While ambient air pollution is currently responsible for almost half of the total pollution-related deaths—more than war, disaster, and hunger—it is much harder to tally a death count associated with catastrophic climate change. Only one world leader is so, “like, really smart” that he wishes climate change would just make winter a little warmer where he lives and that he is rolling back the effective policies in place to control air and climate pollution. But without additional policy action, air pollution-related deaths could actually increase by more than 50% over the next 30 years. And of course, climate change is just making addressing air pollution even harder, while also starting to have a measurable impact on tally for war, disaster, and hunger.

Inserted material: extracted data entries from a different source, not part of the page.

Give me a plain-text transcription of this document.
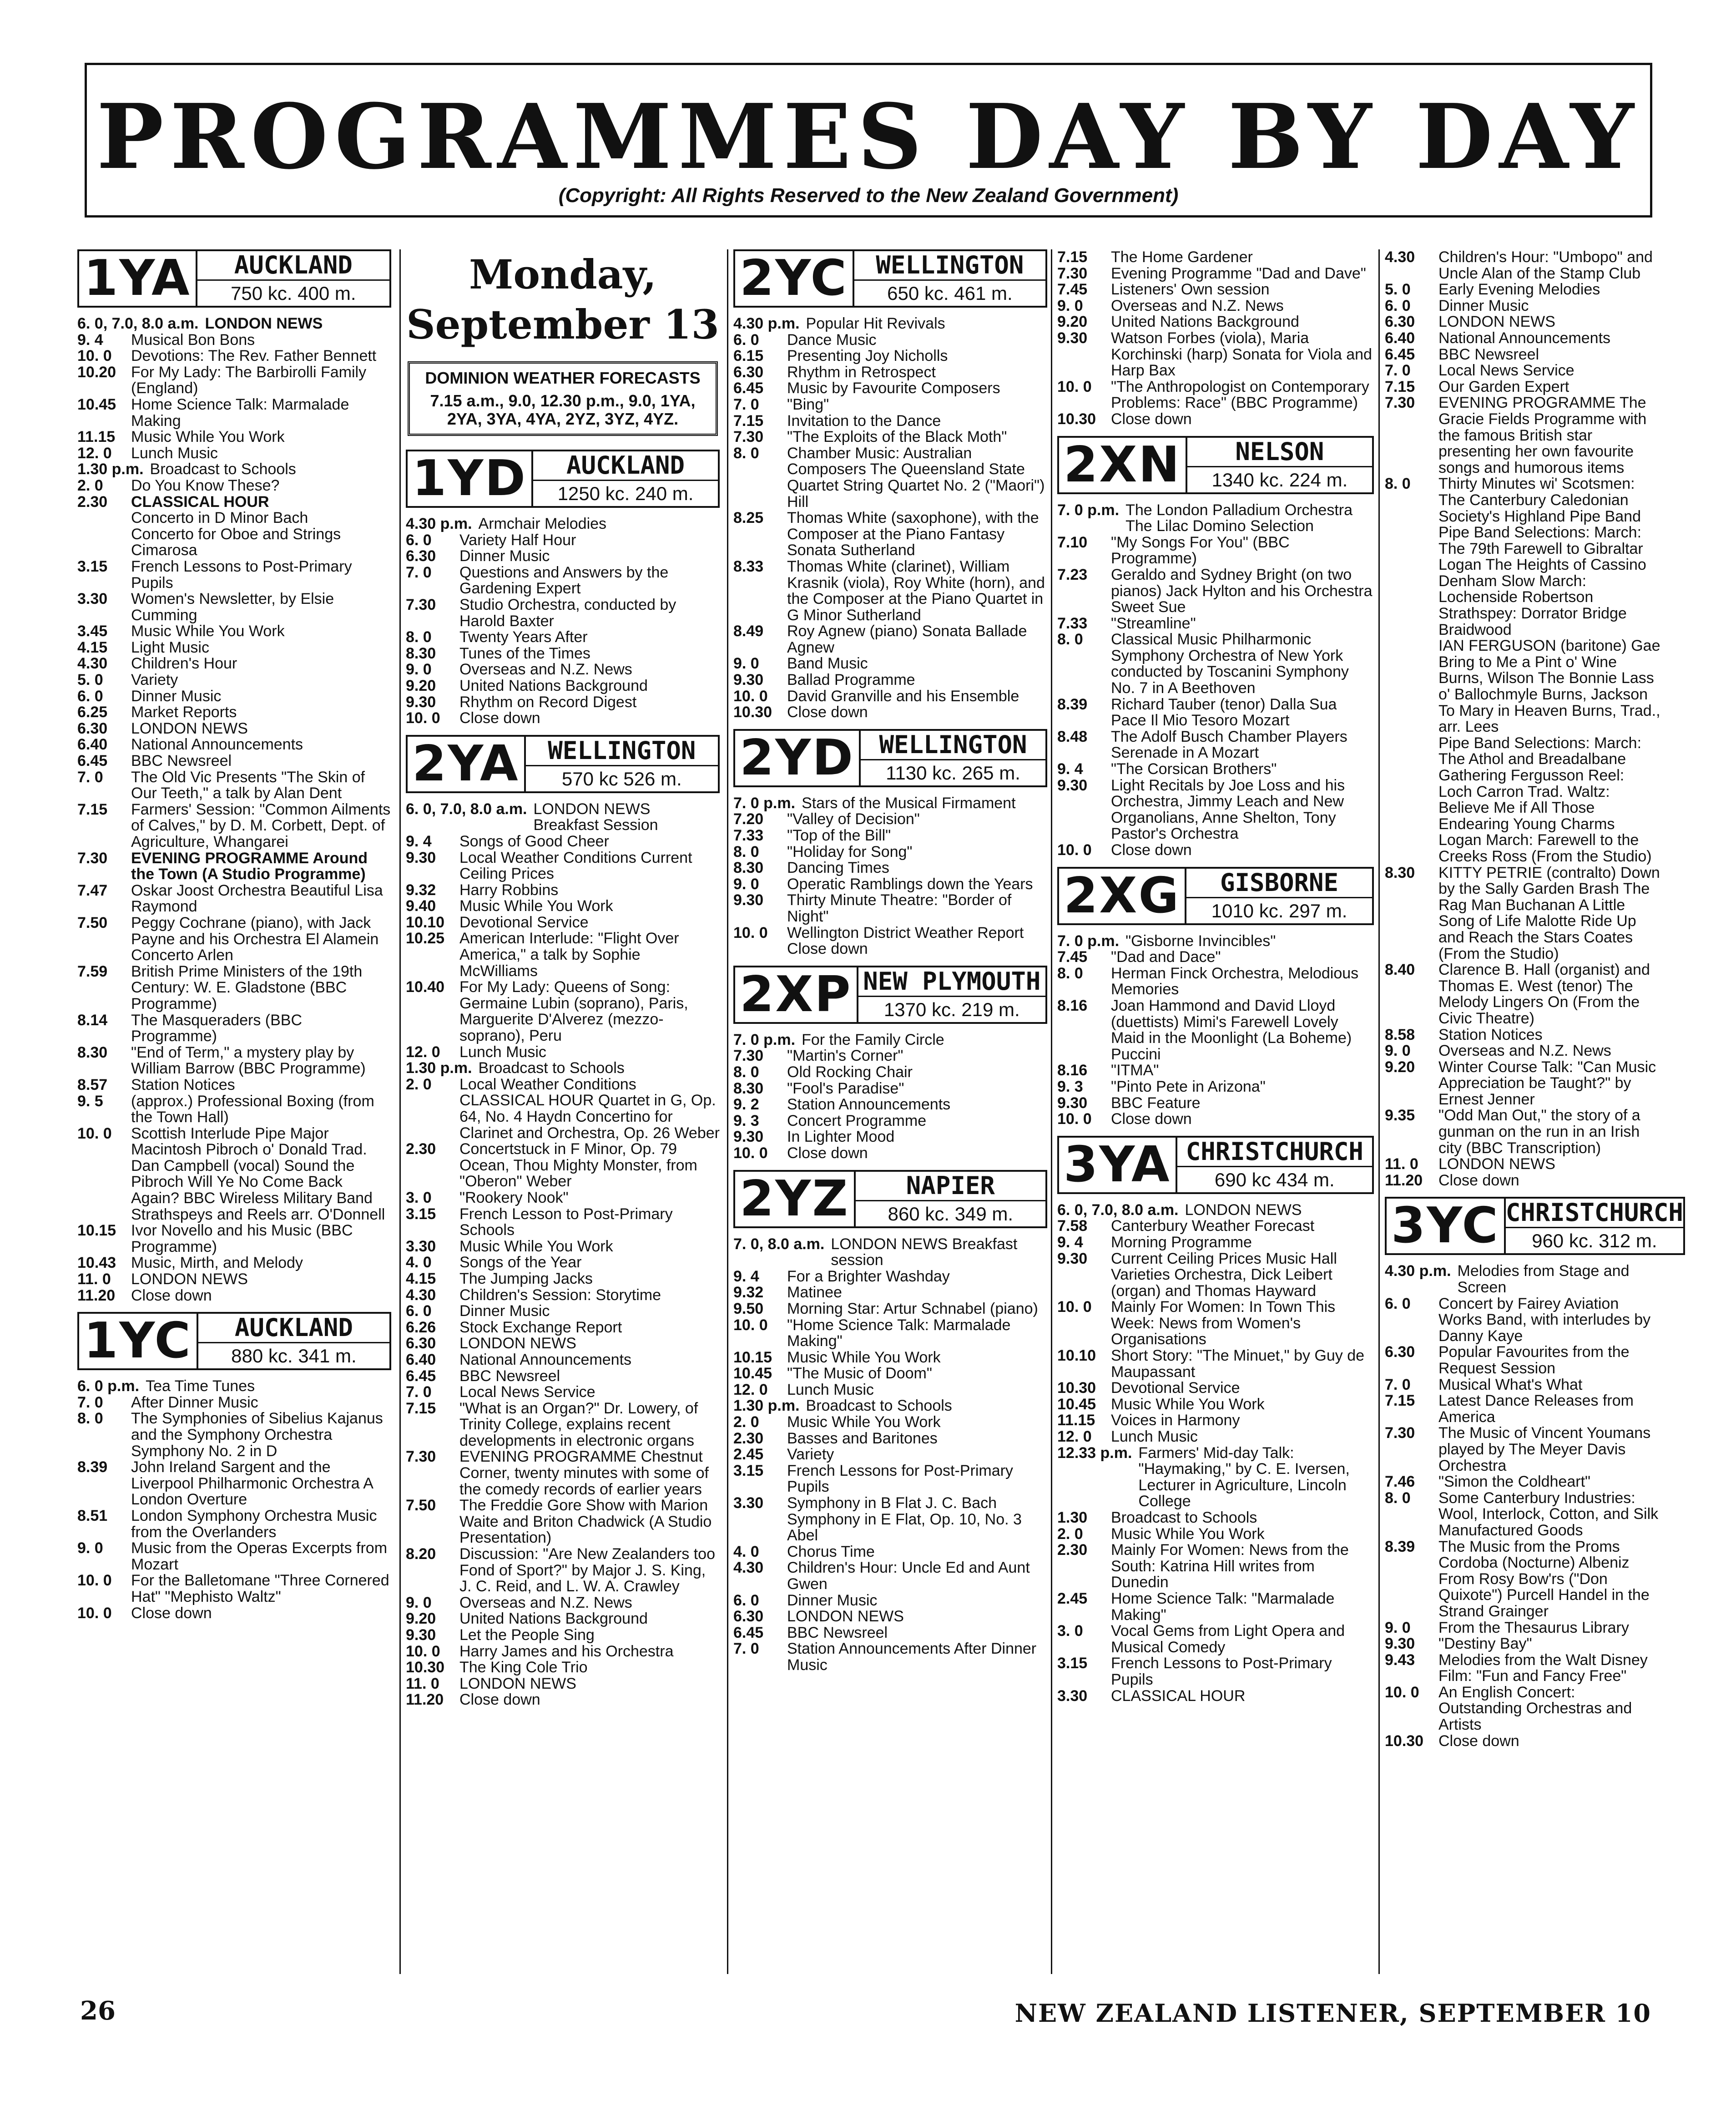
PROGRAMMES DAY BY DAY
(Copyright: All Rights Reserved to the New Zealand Government)
1YA	AUCKLAND
750 kc. 400 m.
6. 0, 7.0, 8.0 a.m. LONDON NEWS
9. 4	Musical Bon Bons
10. 0	Devotions: The Rev. Father Bennett
10.20 For My Lady: The Barbirolli Family (England)
10.45 Home Science Talk: Marmalade Making
11.15	Music While You Work
12. 0	Lunch Music
1.30 p.m. Broadcast to Schools
2. 0	Do You Know These?
2.30	CLASSICAL HOUR
Concerto in D Minor Bach
Concerto for Oboe and Strings Cimarosa
3.15	French Lessons to Post-Primary Pupils
3.30	Women's Newsletter, by Elsie Cumming
3.45	Music While You Work
4.15	Light Music
4.30	Children's Hour
5. 0	Variety
6. 0	Dinner Music
6.25	Market Reports
6.30	LONDON NEWS
6.40	National Announcements
6.45	BBC Newsreel
7. 0	The Old Vic Presents "The Skin of Our Teeth," a talk by Alan Dent
7.15	Farmers' Session: "Common Ailments of Calves," by D. M. Corbett, Dept. of Agriculture, Whangarei
7.30	EVENING PROGRAMME Around the Town (A Studio Programme)
7.47	Oskar Joost Orchestra Beautiful Lisa Raymond
7.50	Peggy Cochrane (piano), with Jack Payne and his Orchestra El Alamein Concerto Arlen
7.59	British Prime Ministers of the 19th Century: W. E. Gladstone (BBC Programme)
8.14	The Masqueraders (BBC Programme)
8.30	"End of Term," a mystery play by William Barrow (BBC Programme)
8.57	Station Notices
9. 5	(approx.) Professional Boxing (from the Town Hall)
10. 0	Scottish Interlude Pipe Major Macintosh Pibroch o' Donald Trad. Dan Campbell (vocal) Sound the Pibroch Will Ye No Come Back Again? BBC Wireless Military Band Strathspeys and Reels arr. O'Donnell
10.15 Ivor Novello and his Music (BBC Programme)
10.43 Music, Mirth, and Melody
11. 0	LONDON NEWS
11.20	Close down
1YC	AUCKLAND
880 kc. 341 m.
6. 0 p.m. Tea Time Tunes
7. 0	After Dinner Music
8. 0	The Symphonies of Sibelius Kajanus and the Symphony Orchestra Symphony No. 2 in D
8.39	John Ireland Sargent and the Liverpool Philharmonic Orchestra A London Overture
8.51	London Symphony Orchestra Music from the Overlanders
9. 0	Music from the Operas Excerpts from Mozart
10. 0	For the Balletomane "Three Cornered Hat" "Mephisto Waltz"
10. 0	Close down
Monday, September 13
DOMINION WEATHER FORECASTS
7.15 a.m., 9.0, 12.30 p.m., 9.0, 1YA, 2YA, 3YA, 4YA, 2YZ, 3YZ, 4YZ.
1YD	AUCKLAND
1250 kc. 240 m.
4.30 p.m. Armchair Melodies
6. 0	Variety Half Hour
6.30	Dinner Music
7. 0	Questions and Answers by the Gardening Expert
7.30	Studio Orchestra, conducted by Harold Baxter
8. 0	Twenty Years After
8.30	Tunes of the Times
9. 0	Overseas and N.Z. News
9.20	United Nations Background
9.30	Rhythm on Record Digest
10. 0	Close down
2YA	WELLINGTON
570 kc 526 m.
6. 0, 7.0, 8.0 a.m. LONDON NEWS Breakfast Session
9. 4	Songs of Good Cheer
9.30	Local Weather Conditions Current Ceiling Prices
9.32	Harry Robbins
9.40	Music While You Work
10.10 Devotional Service
10.25 American Interlude: "Flight Over America," a talk by Sophie McWilliams
10.40 For My Lady: Queens of Song: Germaine Lubin (soprano), Paris, Marguerite D'Alverez (mezzo-soprano), Peru
12. 0	Lunch Music
1.30 p.m. Broadcast to Schools
2. 0	Local Weather Conditions
CLASSICAL HOUR Quartet in G, Op. 64, No. 4 Haydn Concertino for Clarinet and Orchestra, Op. 26 Weber
2.30	Concertstuck in F Minor, Op. 79 Ocean, Thou Mighty Monster, from "Oberon" Weber
3. 0	"Rookery Nook"
3.15	French Lesson to Post-Primary Schools
3.30	Music While You Work
4. 0	Songs of the Year
4.15	The Jumping Jacks
4.30	Children's Session: Storytime
6. 0	Dinner Music
6.26	Stock Exchange Report
6.30	LONDON NEWS
6.40	National Announcements
6.45	BBC Newsreel
7. 0	Local News Service
7.15	"What is an Organ?" Dr. Lowery, of Trinity College, explains recent developments in electronic organs
7.30	EVENING PROGRAMME Chestnut Corner, twenty minutes with some of the comedy records of earlier years
7.50	The Freddie Gore Show with Marion Waite and Briton Chadwick (A Studio Presentation)
8.20	Discussion: "Are New Zealanders too Fond of Sport?" by Major J. S. King, J. C. Reid, and L. W. A. Crawley
9. 0	Overseas and N.Z. News
9.20	United Nations Background
9.30	Let the People Sing
10. 0	Harry James and his Orchestra
10.30 The King Cole Trio
11. 0	LONDON NEWS
11.20	Close down
2YC	WELLINGTON
650 kc. 461 m.
4.30 p.m. Popular Hit Revivals
6. 0	Dance Music
6.15	Presenting Joy Nicholls
6.30	Rhythm in Retrospect
6.45	Music by Favourite Composers
7. 0	"Bing"
7.15	Invitation to the Dance
7.30	"The Exploits of the Black Moth"
8. 0	Chamber Music: Australian Composers The Queensland State Quartet String Quartet No. 2 ("Maori") Hill
8.25	Thomas White (saxophone), with the Composer at the Piano Fantasy Sonata Sutherland
8.33	Thomas White (clarinet), William Krasnik (viola), Roy White (horn), and the Composer at the Piano Quartet in G Minor Sutherland
8.49	Roy Agnew (piano) Sonata Ballade Agnew
9. 0	Band Music
9.30	Ballad Programme
10. 0	David Granville and his Ensemble
10.30 Close down
2YD	WELLINGTON
1130 kc. 265 m.
7. 0 p.m. Stars of the Musical Firmament
7.20	"Valley of Decision"
7.33	"Top of the Bill"
8. 0	"Holiday for Song"
8.30	Dancing Times
9. 0	Operatic Ramblings down the Years
9.30	Thirty Minute Theatre: "Border of Night"
10. 0	Wellington District Weather Report Close down
2XP NEW PLYMOUTH
1370 kc. 219 m.
7. 0 p.m. For the Family Circle
7.30	"Martin's Corner"
8. 0	Old Rocking Chair
8.30	"Fool's Paradise"
9. 2	Station Announcements
9. 3	Concert Programme
9.30	In Lighter Mood
10. 0	Close down
2YZ	NAPIER
860 kc. 349 m.
7. 0, 8.0 a.m. LONDON NEWS Breakfast session
9. 4	For a Brighter Washday
9.32	Matinee
9.50	Morning Star: Artur Schnabel (piano)
10. 0	"Home Science Talk: Marmalade Making"
10.15 Music While You Work
10.45 "The Music of Doom"
12. 0	Lunch Music
1.30 p.m. Broadcast to Schools
2. 0	Music While You Work
2.30	Basses and Baritones
2.45	Variety
3.15	French Lessons for Post-Primary Pupils
3.30	Symphony in B Flat J. C. Bach Symphony in E Flat, Op. 10, No. 3 Abel
4. 0	Chorus Time
4.30	Children's Hour: Uncle Ed and Aunt Gwen
6. 0	Dinner Music
6.30	LONDON NEWS
6.45	BBC Newsreel
7. 0	Station Announcements After Dinner Music
7.15	The Home Gardener
7.30	Evening Programme "Dad and Dave"
7.45	Listeners' Own session
9. 0	Overseas and N.Z. News
9.20	United Nations Background
9.30	Watson Forbes (viola), Maria Korchinski (harp) Sonata for Viola and Harp Bax
10. 0	"The Anthropologist on Contemporary Problems: Race" (BBC Programme)
10.30 Close down
2XN	NELSON
1340 kc. 224 m.
7. 0 p.m. The London Palladium Orchestra The Lilac Domino Selection
7.10	"My Songs For You" (BBC Programme)
7.23	Geraldo and Sydney Bright (on two pianos) Jack Hylton and his Orchestra Sweet Sue
7.33	"Streamline"
8. 0	Classical Music Philharmonic Symphony Orchestra of New York conducted by Toscanini Symphony No. 7 in A Beethoven
8.39	Richard Tauber (tenor) Dalla Sua Pace Il Mio Tesoro Mozart
8.48	The Adolf Busch Chamber Players Serenade in A Mozart
9. 4	"The Corsican Brothers"
9.30	Light Recitals by Joe Loss and his Orchestra, Jimmy Leach and New Organolians, Anne Shelton, Tony Pastor's Orchestra
10. 0	Close down
2XG	GISBORNE
1010 kc. 297 m.
7. 0 p.m. "Gisborne Invincibles"
7.45	"Dad and Dace"
8. 0	Herman Finck Orchestra, Melodious Memories
8.16	Joan Hammond and David Lloyd (duettists) Mimi's Farewell Lovely Maid in the Moonlight (La Boheme) Puccini
8.16	"ITMA"
9. 3	"Pinto Pete in Arizona"
9.30	BBC Feature
10. 0	Close down
3YA CHRISTCHURCH
690 kc 434 m.
6. 0, 7.0, 8.0 a.m. LONDON NEWS
7.58	Canterbury Weather Forecast
9. 4	Morning Programme
9.30	Current Ceiling Prices Music Hall Varieties Orchestra, Dick Leibert (organ) and Thomas Hayward
10. 0	Mainly For Women: In Town This Week: News from Women's Organisations
10.10 Short Story: "The Minuet," by Guy de Maupassant
10.30 Devotional Service
10.45 Music While You Work
11.15	Voices in Harmony
12. 0	Lunch Music
12.33 p.m. Farmers' Mid-day Talk: "Haymaking," by C. E. Iversen, Lecturer in Agriculture, Lincoln College
1.30	Broadcast to Schools
2. 0	Music While You Work
2.30	Mainly For Women: News from the South: Katrina Hill writes from Dunedin
2.45	Home Science Talk: "Marmalade Making"
3. 0	Vocal Gems from Light Opera and Musical Comedy
3.15	French Lessons to Post-Primary Pupils
3.30	CLASSICAL HOUR
4.30	Children's Hour: "Umbopo" and Uncle Alan of the Stamp Club
5. 0	Early Evening Melodies
6. 0	Dinner Music
6.30	LONDON NEWS
6.40	National Announcements
6.45	BBC Newsreel
7. 0	Local News Service
7.15	Our Garden Expert
7.30	EVENING PROGRAMME The Gracie Fields Programme with the famous British star presenting her own favourite songs and humorous items
8. 0	Thirty Minutes wi' Scotsmen: The Canterbury Caledonian Society's Highland Pipe Band Pipe Band Selections: March: The 79th Farewell to Gibraltar Logan The Heights of Cassino Denham Slow March: Lochenside Robertson Strathspey: Dorrator Bridge Braidwood
IAN FERGUSON (baritone) Gae Bring to Me a Pint o' Wine Burns, Wilson The Bonnie Lass o' Ballochmyle Burns, Jackson To Mary in Heaven Burns, Trad., arr. Lees
Pipe Band Selections: March: The Athol and Breadalbane Gathering Fergusson Reel: Loch Carron Trad. Waltz: Believe Me if All Those Endearing Young Charms Logan March: Farewell to the Creeks Ross (From the Studio)
8.30	KITTY PETRIE (contralto) Down by the Sally Garden Brash The Rag Man Buchanan A Little Song of Life Malotte Ride Up and Reach the Stars Coates (From the Studio)
8.40	Clarence B. Hall (organist) and Thomas E. West (tenor) The Melody Lingers On (From the Civic Theatre)
8.58	Station Notices
9. 0	Overseas and N.Z. News
9.20	Winter Course Talk: "Can Music Appreciation be Taught?" by Ernest Jenner
9.35	"Odd Man Out," the story of a gunman on the run in an Irish city (BBC Transcription)
11. 0	LONDON NEWS
11.20	Close down
3YC CHRISTCHURCH
960 kc. 312 m.
4.30 p.m. Melodies from Stage and Screen
6. 0	Concert by Fairey Aviation Works Band, with interludes by Danny Kaye
6.30	Popular Favourites from the Request Session
7. 0	Musical What's What
7.15	Latest Dance Releases from America
7.30	The Music of Vincent Youmans played by The Meyer Davis Orchestra
7.46	"Simon the Coldheart"
8. 0	Some Canterbury Industries: Wool, Interlock, Cotton, and Silk Manufactured Goods
8.39	The Music from the Proms Cordoba (Nocturne) Albeniz From Rosy Bow'rs ("Don Quixote") Purcell Handel in the Strand Grainger
9. 0	From the Thesaurus Library
9.30	"Destiny Bay"
9.43	Melodies from the Walt Disney Film: "Fun and Fancy Free"
10. 0	An English Concert: Outstanding Orchestras and Artists
10.30 Close down
26	NEW ZEALAND LISTENER, SEPTEMBER 10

And that’s why Soot-free Transport is so important. Soot is not only a key component of the most-deadly air pollutant. It is also the second most-critical climate pollutant, allowing us to tackle both issues at the same time. Furthermore, we have a pretty obvious target. Although they make up less than 5% of the global on-road fleet (including motorcycles), heavy-duty diesel vehicles contribute more than 80% of transport-relate emissions of PM2.5 and NOx (a gaseous precursor for particles and ozone—the other major pollutant implicated in air pollution deaths). Black carbon makes up the largest share of particle emissions from heavy-duty trucks and buses, and overall diesel vehicles emit 99% of the black carbon from road transportation. Soot-free technologies—defined as any engine meeting Euro VI or US EPA 2010 standards, or any diesel engine equipped with a diesel particulate filter, natural gas-powered engine, or dedicated electric-drive engine—eliminate 99% plus of these emissions.

Soot-free solutions are commercially available today that can transform the choking, acrid exhaust from the truck and bus fleets of the world. When Australia, Brazil, China, India and Mexico implement new vehicle standards (currently adopted, proposed, or under discussion), feasibly as early as 2021, roughly 80% of the world’s new trucks and buses will be soot free. Battery-electric and hydrogen fuel cell technologies offer soot-free options which, when powered by renewable energy, can also virtually eliminate CO2 emissions, adding to the climate benefits in a big way. For some applications, especially urban buses, these may already be the most cost-effective solutions. For others, they are just emerging.

With Soot-Free Transport, we aim to accelerate the transition to soot-free fleets in cities and countries around the globe. Over the course of the coming year, ICCT will pull together resources, best practices and lessons learned from our own research and the experience of international experts to support national, regional and city governments looking to design, adopt and implement policies needed to eliminate diesel pollution from trucks, buses, and non-road equipment. We will organize these resources for easy access and supplement them with webinars, video interviews, and other training materials.

Soot-free Transport will tackle:

  • Land transport contributions to ambient air pollution, health impacts, and climate change
  • Soot-free engines, aftertreatment technologies and fuels
  • Best practices on soot-free policies for new and in-use vehicles
  • Regulatory design considerations for effective new vehicle standards
  • Maintenance, operational, and cost requirements of soot-free technologies
  • Compliance and enforcement tools and mechanisms
  • City, state, and national policy options to accelerate the transition to soot-free fleets
  • Regulatory analyses to support policy adoption

Soot-free Transport can only be effective if we reach the right people in cities and countries around the world who need this information. Please join and follow our Soot-free Transport groups on LinkedIn and Facebook. Have a soot-free topic that you are grappling with? Let me know (kate@theicct.org) and we will try to address it.

The truth is that we’ve had ready solutions at hand for the 15+ years that I’ve been working on urban air pollution. Today, soot-free transport solutions are ever more available, with manufacturers committed to offering them in key markets, real progress on fuel quality, and advanced technologies putting even more pressure on the older ones. The world is ready for soot-free solutions and Soot-free Transport is ready to provide them.